It’s an overcast day, but 16 Wofford students gather with their Humanities 101 professor, Dr. Christine Dinkins, at Wofford's Goodall Environmental Studies Center at Glendale Shoals Preserve. Shoveling gravel and positioning bricks, the students work at a relaxed but diligent pace. Several trucks are parked nearby, and one projects upbeat music across the worksite, where a 40-foot labyrinth is taking shape near the Lawson’s Fork Creek.

Intended to promote mindfulness and empathy, the labyrinth is the impact project of the Philosophy in Action class, a first-year learning-living community. The labyrinth opened on Thursday, Nov. 19, with a launch party that included a showing of the movie Inception, a bonfire with s’mores and free t-shirts to the first 30 attendees.

The labyrinth is wide enough “for you and your dog,” says co-project manager Mary Burgess Harrelson, a first-year student from Spartanburg, S.C.

Buddy Anderson, construction manager, a first-year student from Clover, S.C., says that this project is unlike anything he’s done before, despite his experience in construction:

“This is pretty new [for me]. I worked construction during the summer, but this is different. I got materials and called the quarry to get the rock. The bricks we are using were actually part of the old mill here at Glendale,” he says.

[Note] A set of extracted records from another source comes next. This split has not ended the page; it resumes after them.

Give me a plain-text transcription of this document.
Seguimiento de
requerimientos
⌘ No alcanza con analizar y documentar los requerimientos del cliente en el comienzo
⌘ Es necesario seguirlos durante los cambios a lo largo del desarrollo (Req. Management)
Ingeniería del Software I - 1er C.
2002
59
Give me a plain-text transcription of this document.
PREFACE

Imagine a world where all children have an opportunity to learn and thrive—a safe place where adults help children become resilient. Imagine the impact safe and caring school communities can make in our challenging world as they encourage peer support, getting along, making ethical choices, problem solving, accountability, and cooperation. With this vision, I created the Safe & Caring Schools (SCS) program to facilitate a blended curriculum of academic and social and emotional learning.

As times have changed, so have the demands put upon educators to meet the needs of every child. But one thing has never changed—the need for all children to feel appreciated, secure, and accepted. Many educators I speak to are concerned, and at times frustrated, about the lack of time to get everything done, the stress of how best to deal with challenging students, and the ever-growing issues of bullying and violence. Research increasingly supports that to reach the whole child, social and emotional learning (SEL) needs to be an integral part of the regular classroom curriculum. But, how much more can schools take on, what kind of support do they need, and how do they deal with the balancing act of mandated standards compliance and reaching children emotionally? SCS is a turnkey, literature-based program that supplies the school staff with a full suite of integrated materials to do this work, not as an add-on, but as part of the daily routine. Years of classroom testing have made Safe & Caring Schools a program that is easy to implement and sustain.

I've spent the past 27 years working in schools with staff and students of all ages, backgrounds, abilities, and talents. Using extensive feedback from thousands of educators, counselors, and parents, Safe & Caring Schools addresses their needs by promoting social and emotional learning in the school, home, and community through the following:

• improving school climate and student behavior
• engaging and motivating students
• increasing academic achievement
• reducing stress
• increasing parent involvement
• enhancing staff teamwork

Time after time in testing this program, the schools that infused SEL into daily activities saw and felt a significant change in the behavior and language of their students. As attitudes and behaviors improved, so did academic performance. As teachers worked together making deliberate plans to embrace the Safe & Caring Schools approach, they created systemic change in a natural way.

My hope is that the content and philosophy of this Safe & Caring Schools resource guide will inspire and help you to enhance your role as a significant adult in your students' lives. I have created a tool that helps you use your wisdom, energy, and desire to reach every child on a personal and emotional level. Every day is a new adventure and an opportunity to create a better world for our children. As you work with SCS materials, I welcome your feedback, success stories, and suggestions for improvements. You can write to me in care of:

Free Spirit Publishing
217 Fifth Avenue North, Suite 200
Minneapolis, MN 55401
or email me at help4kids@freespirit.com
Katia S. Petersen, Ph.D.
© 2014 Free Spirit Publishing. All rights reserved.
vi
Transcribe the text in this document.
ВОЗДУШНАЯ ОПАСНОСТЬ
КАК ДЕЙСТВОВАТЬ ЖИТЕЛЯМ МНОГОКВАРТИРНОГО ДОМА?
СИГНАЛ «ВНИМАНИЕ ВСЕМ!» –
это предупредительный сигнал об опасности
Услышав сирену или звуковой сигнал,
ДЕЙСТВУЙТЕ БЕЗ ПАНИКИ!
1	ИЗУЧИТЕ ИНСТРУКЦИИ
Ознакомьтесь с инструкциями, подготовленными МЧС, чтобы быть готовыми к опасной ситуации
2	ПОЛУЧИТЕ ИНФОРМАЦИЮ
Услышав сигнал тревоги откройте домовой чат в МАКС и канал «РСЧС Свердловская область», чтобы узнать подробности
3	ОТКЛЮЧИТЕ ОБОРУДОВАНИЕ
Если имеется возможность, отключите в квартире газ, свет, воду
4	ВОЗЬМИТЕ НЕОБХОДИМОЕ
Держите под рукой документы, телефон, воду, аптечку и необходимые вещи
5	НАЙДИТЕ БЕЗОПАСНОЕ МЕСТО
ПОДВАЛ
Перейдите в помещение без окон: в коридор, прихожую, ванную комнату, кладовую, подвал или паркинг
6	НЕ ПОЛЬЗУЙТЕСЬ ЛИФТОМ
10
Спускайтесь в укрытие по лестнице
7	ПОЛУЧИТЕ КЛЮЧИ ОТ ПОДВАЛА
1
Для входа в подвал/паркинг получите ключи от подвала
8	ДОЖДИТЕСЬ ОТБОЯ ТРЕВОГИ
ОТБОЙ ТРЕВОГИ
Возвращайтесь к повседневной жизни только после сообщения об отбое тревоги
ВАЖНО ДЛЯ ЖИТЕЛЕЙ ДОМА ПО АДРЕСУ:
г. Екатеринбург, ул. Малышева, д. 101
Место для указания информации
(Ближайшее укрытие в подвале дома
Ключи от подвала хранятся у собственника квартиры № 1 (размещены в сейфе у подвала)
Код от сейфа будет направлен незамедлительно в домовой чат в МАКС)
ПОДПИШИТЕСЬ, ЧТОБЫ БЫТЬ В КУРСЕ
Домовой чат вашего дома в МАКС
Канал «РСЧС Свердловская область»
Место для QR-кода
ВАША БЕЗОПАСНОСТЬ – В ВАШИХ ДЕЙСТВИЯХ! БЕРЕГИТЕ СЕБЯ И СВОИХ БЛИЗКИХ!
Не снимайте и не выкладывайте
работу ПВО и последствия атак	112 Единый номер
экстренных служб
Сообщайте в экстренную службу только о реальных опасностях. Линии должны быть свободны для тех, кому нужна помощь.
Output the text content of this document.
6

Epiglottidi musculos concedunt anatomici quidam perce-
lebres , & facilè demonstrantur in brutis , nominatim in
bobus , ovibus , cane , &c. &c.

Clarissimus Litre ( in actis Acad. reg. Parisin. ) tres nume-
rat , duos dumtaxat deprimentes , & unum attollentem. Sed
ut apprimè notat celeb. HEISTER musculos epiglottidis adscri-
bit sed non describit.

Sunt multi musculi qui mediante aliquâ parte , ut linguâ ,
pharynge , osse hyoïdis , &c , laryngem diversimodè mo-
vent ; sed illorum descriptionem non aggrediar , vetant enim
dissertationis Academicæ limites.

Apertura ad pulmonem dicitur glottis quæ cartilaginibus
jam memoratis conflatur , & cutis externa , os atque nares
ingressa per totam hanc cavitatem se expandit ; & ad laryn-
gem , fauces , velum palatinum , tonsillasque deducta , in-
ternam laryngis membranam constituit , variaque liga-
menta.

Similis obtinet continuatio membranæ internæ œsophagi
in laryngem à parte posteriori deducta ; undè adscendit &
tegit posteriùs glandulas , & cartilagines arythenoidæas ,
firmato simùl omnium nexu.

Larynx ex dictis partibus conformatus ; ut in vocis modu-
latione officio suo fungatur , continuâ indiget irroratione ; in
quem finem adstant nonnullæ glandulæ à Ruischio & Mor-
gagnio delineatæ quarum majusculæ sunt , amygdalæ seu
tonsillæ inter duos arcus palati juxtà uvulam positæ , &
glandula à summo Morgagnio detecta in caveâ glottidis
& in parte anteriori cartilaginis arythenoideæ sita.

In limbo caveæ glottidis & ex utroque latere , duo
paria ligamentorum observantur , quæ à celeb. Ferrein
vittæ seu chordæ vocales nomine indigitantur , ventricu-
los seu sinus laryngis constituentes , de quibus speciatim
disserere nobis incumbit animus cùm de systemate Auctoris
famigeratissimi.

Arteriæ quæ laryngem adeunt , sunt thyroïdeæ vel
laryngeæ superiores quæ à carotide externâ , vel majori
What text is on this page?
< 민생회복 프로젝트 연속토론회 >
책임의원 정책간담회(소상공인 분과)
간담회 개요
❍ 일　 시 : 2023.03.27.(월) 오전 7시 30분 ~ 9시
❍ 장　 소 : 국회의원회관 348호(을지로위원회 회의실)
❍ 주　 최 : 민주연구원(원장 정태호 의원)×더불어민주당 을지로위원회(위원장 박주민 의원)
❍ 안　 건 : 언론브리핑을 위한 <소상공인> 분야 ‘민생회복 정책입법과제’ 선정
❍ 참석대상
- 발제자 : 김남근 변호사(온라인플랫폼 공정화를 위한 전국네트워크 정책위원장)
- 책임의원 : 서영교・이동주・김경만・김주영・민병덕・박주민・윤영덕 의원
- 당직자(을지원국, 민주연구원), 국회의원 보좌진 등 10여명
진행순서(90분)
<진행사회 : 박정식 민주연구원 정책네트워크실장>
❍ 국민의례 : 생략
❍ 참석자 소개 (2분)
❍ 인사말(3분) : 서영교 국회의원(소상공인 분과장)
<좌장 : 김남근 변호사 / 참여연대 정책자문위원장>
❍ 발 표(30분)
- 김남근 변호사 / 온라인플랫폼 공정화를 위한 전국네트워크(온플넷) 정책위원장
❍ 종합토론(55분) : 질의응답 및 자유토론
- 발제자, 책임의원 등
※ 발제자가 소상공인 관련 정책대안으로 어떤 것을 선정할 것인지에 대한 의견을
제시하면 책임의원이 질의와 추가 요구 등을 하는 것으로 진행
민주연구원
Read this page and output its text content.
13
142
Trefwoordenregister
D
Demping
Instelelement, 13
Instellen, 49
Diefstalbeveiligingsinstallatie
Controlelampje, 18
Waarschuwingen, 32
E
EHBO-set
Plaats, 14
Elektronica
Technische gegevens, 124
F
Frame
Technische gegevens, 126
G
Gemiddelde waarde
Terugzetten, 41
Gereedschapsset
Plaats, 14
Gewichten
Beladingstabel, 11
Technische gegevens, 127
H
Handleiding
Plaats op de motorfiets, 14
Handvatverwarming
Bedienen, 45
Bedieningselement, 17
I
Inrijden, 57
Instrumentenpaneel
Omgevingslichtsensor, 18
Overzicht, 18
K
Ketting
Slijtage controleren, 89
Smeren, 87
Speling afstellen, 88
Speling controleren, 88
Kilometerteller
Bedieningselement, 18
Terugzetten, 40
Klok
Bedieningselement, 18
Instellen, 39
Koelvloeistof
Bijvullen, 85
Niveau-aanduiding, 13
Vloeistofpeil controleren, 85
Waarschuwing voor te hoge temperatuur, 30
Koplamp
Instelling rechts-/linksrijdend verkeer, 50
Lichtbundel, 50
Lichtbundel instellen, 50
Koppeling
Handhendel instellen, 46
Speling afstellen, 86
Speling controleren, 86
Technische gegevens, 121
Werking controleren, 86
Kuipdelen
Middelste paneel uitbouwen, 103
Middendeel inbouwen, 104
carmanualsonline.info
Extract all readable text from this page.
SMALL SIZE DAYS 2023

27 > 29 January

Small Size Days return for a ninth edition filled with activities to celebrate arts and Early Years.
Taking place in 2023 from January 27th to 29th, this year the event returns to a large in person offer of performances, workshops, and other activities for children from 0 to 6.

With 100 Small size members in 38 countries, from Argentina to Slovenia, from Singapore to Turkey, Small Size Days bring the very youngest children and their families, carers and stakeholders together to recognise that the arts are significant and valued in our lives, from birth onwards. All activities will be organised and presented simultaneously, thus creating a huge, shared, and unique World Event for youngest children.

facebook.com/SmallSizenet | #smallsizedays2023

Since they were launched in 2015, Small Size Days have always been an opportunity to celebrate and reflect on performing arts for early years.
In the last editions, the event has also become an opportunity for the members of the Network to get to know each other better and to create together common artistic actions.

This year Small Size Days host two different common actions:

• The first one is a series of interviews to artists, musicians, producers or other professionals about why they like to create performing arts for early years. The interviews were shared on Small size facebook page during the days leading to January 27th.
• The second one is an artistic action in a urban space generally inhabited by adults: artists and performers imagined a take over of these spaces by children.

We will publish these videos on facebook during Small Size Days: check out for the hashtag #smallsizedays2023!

“Professor John Lane told us that the bricks were there, and they were at the bottom of a steep slope, so it took eight students to form an assembly line and get them out,” says Dinkins.

Dinkins explains that while she shares teaching responsibility with FYI instructor and Director of Counseling and Accessibility Services Perry Henson, the students have shouldered the entire project from its beginning to now:

“They conceived all of this. The students did it all, and I don’t really know some of what’s going on… which I’m proud of. They really have done it all,” she says.

To begin the process, students formed teams, with each student joining two teams. This increased communication and cohesiveness within the group. These bonds have extended beyond the classroom says Ashley Cox, a first-year student from Moore, S.C.

“Coming to Wofford, we didn’t really know what a living-learning community would entail,” she says. “My LLC class is the class I’m the closest with – because of projects like this, where we are building things together. With that, we’re building relationships, too.”

All of the students in the LLC live together in Marsh Hall and have become so close that they have elected to continue learning together in the spring semester, all signing up for the same philosophy course.

While each LLC has a budget, this project has cost the class about $2,000, which exceeds their funding and requires fundraising. According to Cox, who is on the marketing and finance teams, the group has raised about half of the costs required to fund the labyrinth. They are still collecting funds. To give, visit the Facebook page, “Wofford Labyrinth at Glendale Shoals.”

Cox says she didn’t expect to have this type of impact on her community so early in her college career.

“I didn’t think we were going to be doing anything hands-on," she says. "I think we all kind of underestimated what we were doing here. We didn’t think it would be this monumental. It’s nice to say this is the impact I left as my first step into Wofford. It will be exciting to see what follows in the next few years.”

Dinkins says that the Wofford Environmental Studies Department, the Spartanburg Area Conservancy (SPACE) and the Palmetto Conservation Foundation have been “incredibly helpful” in supporting the project, and she feels that the labyrinth will have a deep community impact. But mostly she is proud of her students.

“Through this project, I’ve watched them learn and grow. They just had a vision and they went for it,” says Dinkins.